As a developer, it’s easy to imagine how prairie dogs are merely seen as pests. Brushed away as easily as you would swat away a fly circling your head. And certainly flies have a place in the world too. But prairie dogs offer much more to the ecosystem in Colorado than most people are aware of. The Black Tailed Prairie Dog, a Colorado native longer than most, is a keystone species in our beautiful state. Being classified as a keystone species means that the entire ecosystem depends on this one species in order to keep balance and order within other populations. For example, in Colorado, there are at least nine different species that directly depend on the prairie dog. And what’s more, 137 other species are associated with them. To put it another way, without the prairie dog, the ecosystem that they live in, and that we share with them, could cease to exist.
So it’s not really an understatement to say that prairie dogs are a big deal, although their size might not suggest it. Educational programs at the Denver Zoo often feature prairie dogs, which are presented by volunteer handlers to the crowd. Seeing them up close and not at a distance helps children and adults alike relate to prairie dogs in a different way. The docents at the zoo explain what a keystone species is and why they are so important to Colorado. And after leaving the program, people are often quick to correct others when comments are made about prairie dogs being pests. I’ve even found myself doing it after talking about prairie dogs with my mother, who volunteers at the Denver Zoo.
The idea that everything is connected in the world is true, it’s not just something Pocahontas sang about when we were kids. It may not seem consequential that a small group of prairie dogs is relocated or removed from a new development area, but that action has a ripple affect on the wildlife and the people around it. Without prairie dogs, the vegetation in an area becomes out of control, or overgrazed in areas where prairie dogs are relocated. Larger predators like coyotes and foxes that once ate prairie dogs as their main food source may turn to smaller household pets if nothing else is available. But more than likely, it will be the coyotes that are blamed, not the humans who disrupted the natural food chain and the ecosystem.

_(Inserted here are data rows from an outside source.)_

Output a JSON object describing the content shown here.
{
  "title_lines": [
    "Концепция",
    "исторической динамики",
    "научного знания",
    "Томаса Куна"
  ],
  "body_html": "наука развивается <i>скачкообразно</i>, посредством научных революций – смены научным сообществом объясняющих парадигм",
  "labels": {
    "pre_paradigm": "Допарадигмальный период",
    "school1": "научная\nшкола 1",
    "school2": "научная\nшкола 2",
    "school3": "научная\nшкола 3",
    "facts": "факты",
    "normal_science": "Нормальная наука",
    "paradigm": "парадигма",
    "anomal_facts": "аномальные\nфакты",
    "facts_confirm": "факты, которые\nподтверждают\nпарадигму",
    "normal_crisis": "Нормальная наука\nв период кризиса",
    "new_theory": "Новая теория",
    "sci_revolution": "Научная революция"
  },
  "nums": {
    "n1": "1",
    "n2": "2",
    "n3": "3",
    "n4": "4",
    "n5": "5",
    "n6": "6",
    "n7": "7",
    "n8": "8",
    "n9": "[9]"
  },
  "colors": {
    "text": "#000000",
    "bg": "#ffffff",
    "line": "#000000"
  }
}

And it is very easy to think that there won’t be any larger affect by removing what is believed to be a pest if you haven’t spent any time getting to know them. A quick read over this article or a Google search will tell you more about prairie dogs than you ever knew and give you a newfound respect, or acknowledgment, at the very least, for the role they play in the local ecosystems. When it comes to developers’ interests versus prairie dog habitat, it’s probably clear who will win out most times. But as inhabitants of this land, it’s important to at least educate ourselves about the damage we are doing and attempt to minimize it as much as possible.